Greg Davidson

No. 66
- Position: Center

Personal information
- Born: April 24, 1958 Independence, Iowa, U.S.
- Died: June 2024 (aged 66)
- Listed height: 6 ft 2 in (1.88 m)
- Listed weight: 250 lb (113 kg)

Career information
- High school: John Foster Dulles (Sugar Land, Texas)
- College: North Texas
- NFL draft: 1980: undrafted

Career history
- Houston Oilers (1980–1982); San Antonio Gunslingers (1984)*; Michigan Panthers (1984)*; Houston Gamblers (1984);
- * Offseason or practice squad member only

Career NFL statistics
- Games played: 39
- Stats at Pro Football Reference

= Greg Davidson (American football) =

American football player (1958–2024)

Gregory Merle Davidson (April 24, 1958 – June 2024) was an American professional football player who was a center in the National Football League (NFL) for three seasons.

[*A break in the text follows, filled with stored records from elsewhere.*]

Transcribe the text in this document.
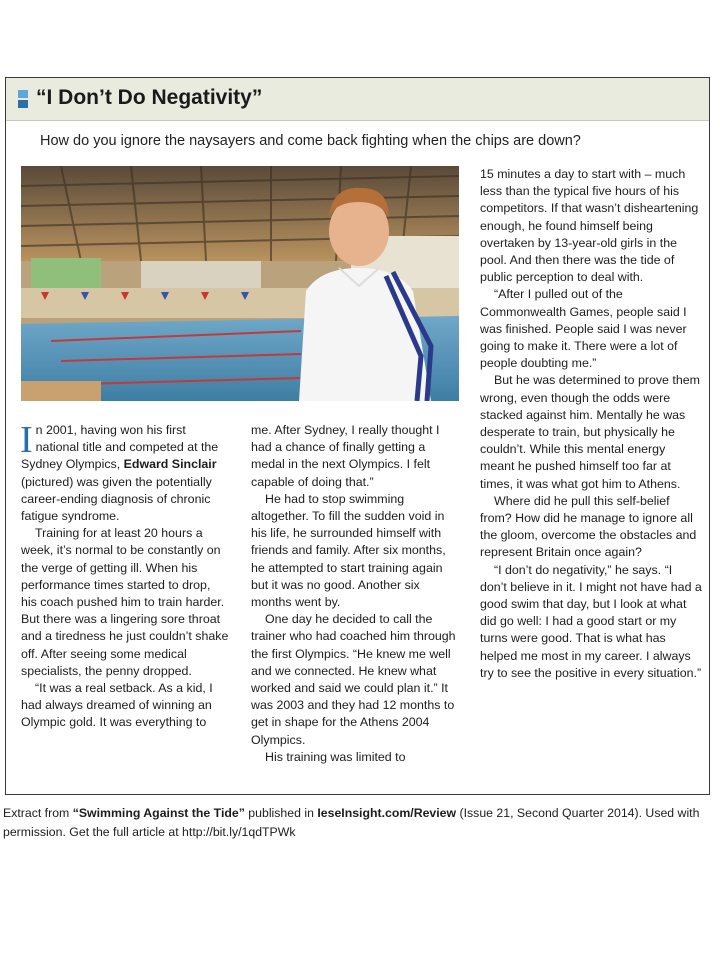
“I Don’t Do Negativity”
How do you ignore the naysayers and come back fighting when the chips are down?

In 2001, having won his first national title and competed at the Sydney Olympics, Edward Sinclair (pictured) was given the potentially career-ending diagnosis of chronic fatigue syndrome.

Training for at least 20 hours a week, it’s normal to be constantly on the verge of getting ill. When his performance times started to drop, his coach pushed him to train harder. But there was a lingering sore throat and a tiredness he just couldn’t shake off. After seeing some medical specialists, the penny dropped.

“It was a real setback. As a kid, I had always dreamed of winning an Olympic gold. It was everything to

me. After Sydney, I really thought I had a chance of finally getting a medal in the next Olympics. I felt capable of doing that.”

He had to stop swimming altogether. To fill the sudden void in his life, he surrounded himself with friends and family. After six months, he attempted to start training again but it was no good. Another six months went by.

One day he decided to call the trainer who had coached him through the first Olympics. “He knew me well and we connected. He knew what worked and said we could plan it.” It was 2003 and they had 12 months to get in shape for the Athens 2004 Olympics.

His training was limited to

15 minutes a day to start with – much less than the typical five hours of his competitors. If that wasn’t disheartening enough, he found himself being overtaken by 13-year-old girls in the pool. And then there was the tide of public perception to deal with.

“After I pulled out of the Commonwealth Games, people said I was finished. People said I was never going to make it. There were a lot of people doubting me.”

But he was determined to prove them wrong, even though the odds were stacked against him. Mentally he was desperate to train, but physically he couldn’t. While this mental energy meant he pushed himself too far at times, it was what got him to Athens.

Where did he pull this self-belief from? How did he manage to ignore all the gloom, overcome the obstacles and represent Britain once again?

“I don’t do negativity,” he says. “I don’t believe in it. I might not have had a good swim that day, but I look at what did go well: I had a good start or my turns were good. That is what has helped me most in my career. I always try to see the positive in every situation.”

Extract from “Swimming Against the Tide” published in IeseInsight.com/Review (Issue 21, Second Quarter 2014). Used with permission. Get the full article at http://bit.ly/1qdTPWk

He played college football for the North Texas Mean Green and was signed by the Houston Oilers as an undrafted free agent in 1980. He died in 2024.

==Professional career==
===Houston Oilers===
Davidson signed with the Houston Oilers as an undrafted free agent following the 1980 NFL draft. He played in 39 games for Houston over the next three seasons, serving as the backup center and long snapper. He was released before the 1983 season.

===San Antonio Gunslingers/Michigan Panthers===
In 1984, Davidson was signed by the San Antonio Gunslingers and quickly traded to the Michigan Panthers. Davidson did not play for either team.

===Houston Gamblers===
Davidson was signed by the Houston Gamblers on April 26, 1984. He played six games for the Gamblers in the 1984 season.

==Personal life==
Davidson has four sons, including Beau and Christian Davidson, who both played college football. Beau played long snapper and tight end at Syracuse and North Texas from 2003 to 2007. He currently serves as the director of player personnel at University of Connecticut. Christian played long snapper at North Texas from 2005 to 2009, and currently coaches at Azle High School in Azle, Texas.